Many of the other studies I reviewed focused specifically on the physiological utilization of carbohydrates (CHO) without a particular focus on soft drinks.  Most often, studies assessing the utilization of carbohydrates focus particularly on the percentage of carbohydrates in a solution and how quickly the stomach can utilize them.  Soft drinks most often are about 10% CHO, but research has most consistently shown that drinks that are 6% - 8% CHO (most sports drinks) are the most effective in providing CHO replenishment following intense exercise.  It is important to note that sports drinks or other CHO replenishment options should only be used following exercise bouts of 60 minutes or more, exercise for shorter periods often do not require CHO replenishment and drinking water to replace lost fluid is sufficient. 

I have previously discussed the positive and negative effects of caffeine and will not spend additional time discussing them here.  If you need a refresher you can check out this article or review my initial blogs regarding dietary supplements and energy drinks.  Caffeine is found primarily in colas, but in total is found in 70% of all soft drinks.  Remember, while it is proven that caffeine does improve alertness and focus when consumed in sufficient quantities it is also possible to suffer from caffeine toxicity.  Minimally this can result in nausea, but in a worst case scenario it can also lead to sudden cardiac arrest or death. 

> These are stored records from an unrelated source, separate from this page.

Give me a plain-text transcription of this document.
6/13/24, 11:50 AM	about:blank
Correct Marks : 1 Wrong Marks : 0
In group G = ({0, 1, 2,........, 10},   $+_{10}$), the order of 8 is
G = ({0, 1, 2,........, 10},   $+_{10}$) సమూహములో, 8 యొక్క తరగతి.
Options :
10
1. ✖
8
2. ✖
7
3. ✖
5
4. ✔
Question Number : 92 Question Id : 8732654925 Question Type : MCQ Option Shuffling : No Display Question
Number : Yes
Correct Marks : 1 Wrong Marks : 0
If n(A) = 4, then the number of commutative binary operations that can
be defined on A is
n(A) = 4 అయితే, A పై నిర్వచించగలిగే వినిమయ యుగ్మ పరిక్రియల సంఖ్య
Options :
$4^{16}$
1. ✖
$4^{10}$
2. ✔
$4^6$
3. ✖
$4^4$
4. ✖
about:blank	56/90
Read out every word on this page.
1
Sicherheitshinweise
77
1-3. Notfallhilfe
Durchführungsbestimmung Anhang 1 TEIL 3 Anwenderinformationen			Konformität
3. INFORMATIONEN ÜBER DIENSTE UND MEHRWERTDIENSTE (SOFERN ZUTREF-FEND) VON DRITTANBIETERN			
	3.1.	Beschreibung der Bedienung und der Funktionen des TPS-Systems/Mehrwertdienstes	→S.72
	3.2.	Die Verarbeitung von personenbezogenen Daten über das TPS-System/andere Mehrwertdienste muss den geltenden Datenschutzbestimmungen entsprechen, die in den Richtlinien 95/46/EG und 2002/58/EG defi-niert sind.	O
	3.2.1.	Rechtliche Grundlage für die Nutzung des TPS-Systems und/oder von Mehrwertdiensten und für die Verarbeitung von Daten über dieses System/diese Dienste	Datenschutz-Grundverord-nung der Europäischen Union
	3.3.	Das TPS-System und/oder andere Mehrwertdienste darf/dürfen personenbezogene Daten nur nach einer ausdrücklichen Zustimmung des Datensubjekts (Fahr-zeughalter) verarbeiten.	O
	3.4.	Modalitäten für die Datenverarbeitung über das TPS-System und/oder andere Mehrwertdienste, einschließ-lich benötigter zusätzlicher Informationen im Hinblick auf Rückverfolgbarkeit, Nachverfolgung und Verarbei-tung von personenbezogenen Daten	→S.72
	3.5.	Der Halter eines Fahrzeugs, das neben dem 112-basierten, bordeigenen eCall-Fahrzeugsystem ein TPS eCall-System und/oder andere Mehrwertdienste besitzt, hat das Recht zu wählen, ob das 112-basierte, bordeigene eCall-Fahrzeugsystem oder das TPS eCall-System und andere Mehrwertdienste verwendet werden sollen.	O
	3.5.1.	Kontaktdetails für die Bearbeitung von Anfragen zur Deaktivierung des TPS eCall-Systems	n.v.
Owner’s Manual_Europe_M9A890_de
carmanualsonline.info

From my perspective, while soft drinks do potentially offer the benefits of improved focus and carbohydrate replenishment after long, prolonged exercise I am hesitant to recommend soft drinks as a performance improvement option.  I believe the costs far outweigh the positives.  This is based primarily on my understanding of the significant negative outcomes associated with regular, significant consumption of soft drinks and the available alternatives.  Sports drinks are specifically formulated to help you replenish carbohydrates, water and electrolytes following long periods of intense exercise, a soft drink is simply meant as a basic form of refreshment and exercise physiology is not considered in their formulation.  Additionally, while caffeine in small doses is typically not of concern for minor improvements in alertness, when consumed in high doses (such as in energy drinks) it can be dangerous or even cause you to fail an NCAA drug test (see the banned substance list).  Children are also more sensitive to the effects of caffeine and I would recommend keeping consumption of caffeine based beverages to a minimum in young and adolescent children.


Finally, when attempting to maintain hydration during activity it is important to note the key for children is to get them to consume as much fluids as possible.  Children should consume 13mL/kg bodyweight during exercise and 4mL/kg bodyweight post exercise for each hour of exercise to avoid dehydration during future exercise bouts.  Children often do not consume enough fluids to appropriately stave off dehydration during and after activity and adults should assure appropriate consumption.  Providing beverages that taste good and stimulate thirst are key.  I realize saying this may seem like I’m advocating for soft drinks, bur remember the carbonation in these beverages can give a false sense of fullness actually inhibiting sufficient fluid consumption.  If your child doesn't like to drink just water, consider other beverages such as juices (watered down as necessary), milk and sports drinks to encourage regular consumption of fluids. Soft drinks are fine as an occasional treat at the family picnic, but I would recommend against using them as a regular part of your exercise nutrition regimen.